A second sigh that had begun as an outsize in Emma’s mouth issued in miniature on the soft September air. She nodded gently.

“I don’t know as it isn’t wise. Things don’t always come off, and it don’t do to chance a slip.... Seems to me, though, you might spare a minute to step in. You’ve all afternoon before you, and you can do a deal o’ looking in that.”

Mrs. Clapham hesitated a moment longer, and then capitulated. Even the Emmas of life were hardly to be refused on this her beautiful day. She was in the mood, too, to believe that even Emmas might have their moments; that, in spite of intuition and other more definite evidence to the contrary, they might yet end by proving themselves honest and true friends....

“Ay, well, I’ll see what I can do,” she agreed, though still rather doubtfully, looking down at the cloth on her arm. “I’ve a deal to see to, though; I shan’t be able to stop. Anyway, I’d best slip home first wi’ t’ clout, and I’ve a pot o’ Mrs. James’s to return an’ all.”

She hurried off as she spoke, throwing the last words backwards, almost as if afraid that she might be dragged into Emma’s on the spot, swam down the hill with great noddings of the black feather and billowings of the black gown, and disappeared; while Emma herself stayed watching her until she was out of sight, and then faded towards the steps, and up the steps, and through the doorway into the dark beyond....

Mrs. Clapham was so busy turning over in her mind the why and wherefore of Emma’s request that she failed to notice various forms scuttling into their dwellings at her approach—forms which bore a decided resemblance to members of the Chorus. But by the time she had deposited the cloth, locked the door, and gone on to leave the china with Mrs. James, she discovered that the street had not been by any means empty during the foregoing scene. The younger woman received her thanks with that kindly self-satisfaction which forms the usual interpretation of the dictum that it is more blessed to give than to receive, and hurried on to a subject of greater interest.

“What in the name o’ goodness were you and Mrs. Catterall doing outside o’ Martha Jane’s?” she inquired eagerly. “You seemed terribly interested in something or other, I’m sure! Not that I’ve been spying or owt, so don’t think it. I leave that to our friend Emma! But I was just looking out, thinking we might be going to have a—a spot o’ rain, and I see you and her together, as thick as thieves. Mrs. Tanner was looking out, too, and much about the same time, seeking yon cat of hers as she sets such store by, you’ll think on; and we were both on us fair puzzled what the two on you could be at!”

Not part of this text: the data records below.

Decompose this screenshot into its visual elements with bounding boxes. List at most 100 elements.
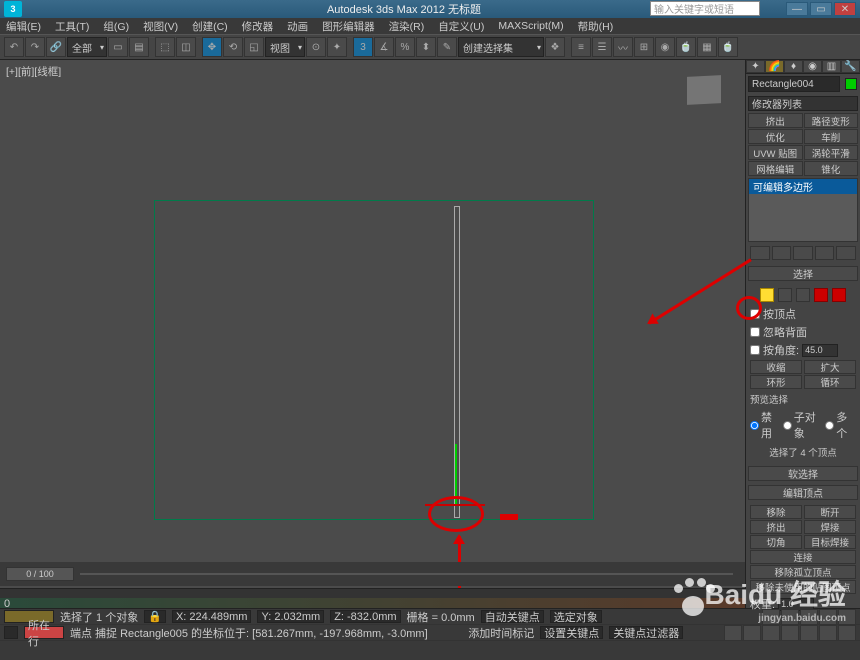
zoom-all-button[interactable] — [743, 625, 761, 641]
subobj-element-button[interactable] — [832, 288, 846, 302]
trackbar-ruler[interactable]: 0 — [0, 598, 745, 608]
mod-lathe[interactable]: 车削 — [804, 129, 859, 144]
manipulate-button[interactable]: ✦ — [327, 37, 347, 57]
select-rect-button[interactable]: ⬚ — [155, 37, 175, 57]
subobj-edge-button[interactable] — [778, 288, 792, 302]
link-button[interactable]: 🔗 — [46, 37, 66, 57]
render-button[interactable]: 🍵 — [718, 37, 738, 57]
menu-tools[interactable]: 工具(T) — [55, 19, 89, 34]
time-slider-knob[interactable]: 0 / 100 — [6, 567, 74, 581]
break-button[interactable]: 断开 — [804, 505, 856, 519]
make-unique-button[interactable] — [793, 246, 813, 260]
object-color-swatch[interactable] — [845, 78, 857, 90]
minimize-button[interactable]: — — [786, 2, 808, 16]
snap-toggle-3-button[interactable]: 3 — [353, 37, 373, 57]
loop-button[interactable]: 循环 — [804, 375, 856, 389]
ignore-backfacing-checkbox[interactable] — [750, 327, 760, 337]
schematic-button[interactable]: ⊞ — [634, 37, 654, 57]
orbit-button[interactable] — [819, 625, 837, 641]
weld-button[interactable]: 焊接 — [804, 520, 856, 534]
pin-stack-button[interactable] — [750, 246, 770, 260]
select-name-button[interactable]: ▤ — [129, 37, 149, 57]
modifier-list-dropdown[interactable]: 修改器列表 — [748, 96, 858, 111]
shrink-button[interactable]: 收缩 — [750, 360, 802, 374]
remove-button[interactable]: 移除 — [750, 505, 802, 519]
select-scale-button[interactable]: ◱ — [244, 37, 264, 57]
next-frame-button[interactable] — [819, 609, 837, 625]
align-button[interactable]: ≡ — [571, 37, 591, 57]
mod-taper[interactable]: 锥化 — [804, 161, 859, 176]
menu-create[interactable]: 创建(C) — [192, 19, 228, 34]
edit-named-sel-button[interactable]: ✎ — [437, 37, 457, 57]
by-angle-checkbox[interactable] — [750, 345, 760, 355]
object-rectangle[interactable] — [154, 200, 594, 520]
layers-button[interactable]: ☰ — [592, 37, 612, 57]
help-search-input[interactable]: 输入关键字或短语 — [650, 1, 760, 16]
menu-views[interactable]: 视图(V) — [143, 19, 178, 34]
viewcube[interactable] — [687, 75, 721, 105]
fov-button[interactable] — [781, 625, 799, 641]
select-move-button[interactable]: ✥ — [202, 37, 222, 57]
lock-selection-button[interactable]: 🔒 — [144, 610, 166, 623]
select-object-button[interactable]: ▭ — [108, 37, 128, 57]
extrude-button[interactable]: 挤出 — [750, 520, 802, 534]
undo-button[interactable]: ↶ — [4, 37, 24, 57]
menu-animation[interactable]: 动画 — [287, 19, 308, 34]
mod-turbosmooth[interactable]: 涡轮平滑 — [804, 145, 859, 160]
viewport-label[interactable]: [+][前][线框] — [6, 64, 61, 79]
time-slider[interactable]: 0 / 100 — [0, 562, 745, 586]
mod-pathdeform[interactable]: 路径变形 — [804, 113, 859, 128]
angle-spinner[interactable]: 45.0 — [802, 344, 838, 357]
modify-tab[interactable]: 🌈 — [765, 60, 784, 73]
viewport-front[interactable]: [+][前][线框] 0 / 100 0 — [0, 60, 746, 608]
coord-x[interactable]: X: 224.489mm — [172, 610, 252, 623]
material-editor-button[interactable]: ◉ — [655, 37, 675, 57]
render-frame-button[interactable]: ▦ — [697, 37, 717, 57]
keymode-dropdown[interactable]: 选定对象 — [550, 610, 602, 623]
rollout-selection[interactable]: 选择 — [748, 266, 858, 281]
subobj-polygon-button[interactable] — [814, 288, 828, 302]
goto-start-button[interactable] — [762, 609, 780, 625]
menu-rendering[interactable]: 渲染(R) — [389, 19, 425, 34]
window-crossing-button[interactable]: ◫ — [176, 37, 196, 57]
move-gizmo[interactable] — [455, 444, 457, 504]
menu-edit[interactable]: 编辑(E) — [6, 19, 41, 34]
mod-extrude[interactable]: 挤出 — [748, 113, 803, 128]
mod-optimize[interactable]: 优化 — [748, 129, 803, 144]
mod-meshedit[interactable]: 网格编辑 — [748, 161, 803, 176]
percent-snap-button[interactable]: % — [395, 37, 415, 57]
coord-z[interactable]: Z: -832.0mm — [330, 610, 400, 623]
create-tab[interactable]: ✦ — [746, 60, 765, 73]
menu-customize[interactable]: 自定义(U) — [438, 19, 484, 34]
subobj-vertex-button[interactable] — [760, 288, 774, 302]
chamfer-button[interactable]: 切角 — [750, 535, 802, 549]
menu-help[interactable]: 帮助(H) — [578, 19, 614, 34]
autokey-button[interactable]: 自动关键点 — [481, 610, 544, 623]
named-selset-dropdown[interactable]: 创建选择集 — [458, 37, 544, 57]
mirror-button[interactable]: ❖ — [545, 37, 565, 57]
refcoord-dropdown[interactable]: 视图 — [265, 37, 305, 57]
zoom-button[interactable] — [724, 625, 742, 641]
zoom-extents-button[interactable] — [762, 625, 780, 641]
display-tab[interactable]: ▥ — [822, 60, 841, 73]
select-rotate-button[interactable]: ⟲ — [223, 37, 243, 57]
menu-modifiers[interactable]: 修改器 — [242, 19, 274, 34]
maximize-viewport-button[interactable] — [838, 625, 856, 641]
setkey-button[interactable]: 设置关键点 — [540, 626, 603, 639]
ring-button[interactable]: 环形 — [750, 375, 802, 389]
rollout-editvertices[interactable]: 编辑顶点 — [748, 485, 858, 500]
menu-group[interactable]: 组(G) — [103, 19, 129, 34]
time-slider-track[interactable] — [80, 573, 733, 575]
selection-filter-dropdown[interactable]: 全部 — [67, 37, 107, 57]
menu-grapheditors[interactable]: 图形编辑器 — [322, 19, 375, 34]
pan-button[interactable] — [800, 625, 818, 641]
curve-editor-button[interactable]: 〰 — [613, 37, 633, 57]
stack-item-editablepoly[interactable]: 可编辑多边形 — [749, 179, 857, 194]
pivot-button[interactable]: ⊙ — [306, 37, 326, 57]
show-end-result-button[interactable] — [772, 246, 792, 260]
remove-modifier-button[interactable] — [815, 246, 835, 260]
subobj-border-button[interactable] — [796, 288, 810, 302]
preview-subobj-radio[interactable] — [783, 421, 792, 430]
remove-iso-button[interactable]: 移除孤立顶点 — [750, 565, 856, 579]
preview-off-radio[interactable] — [750, 421, 759, 430]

“Nay, it was nowt,” the charwoman answered hastily, feeling decidedly mean in refusing the tit-bit for which her supporter obviously yearned, yet resolved in her own mind not to give Martha Jane away. “I just slipped up with a bit o’ my currant cake as a peace-offering like, and a sop to my conscience at the same time!” She tried to laugh with her usual open heartiness.... “As for Emma, she’s as queer as Dick’s hatband to-day. I reckon she was just up to her usual tricks, spying on other folks’ doings for want of some of her own!”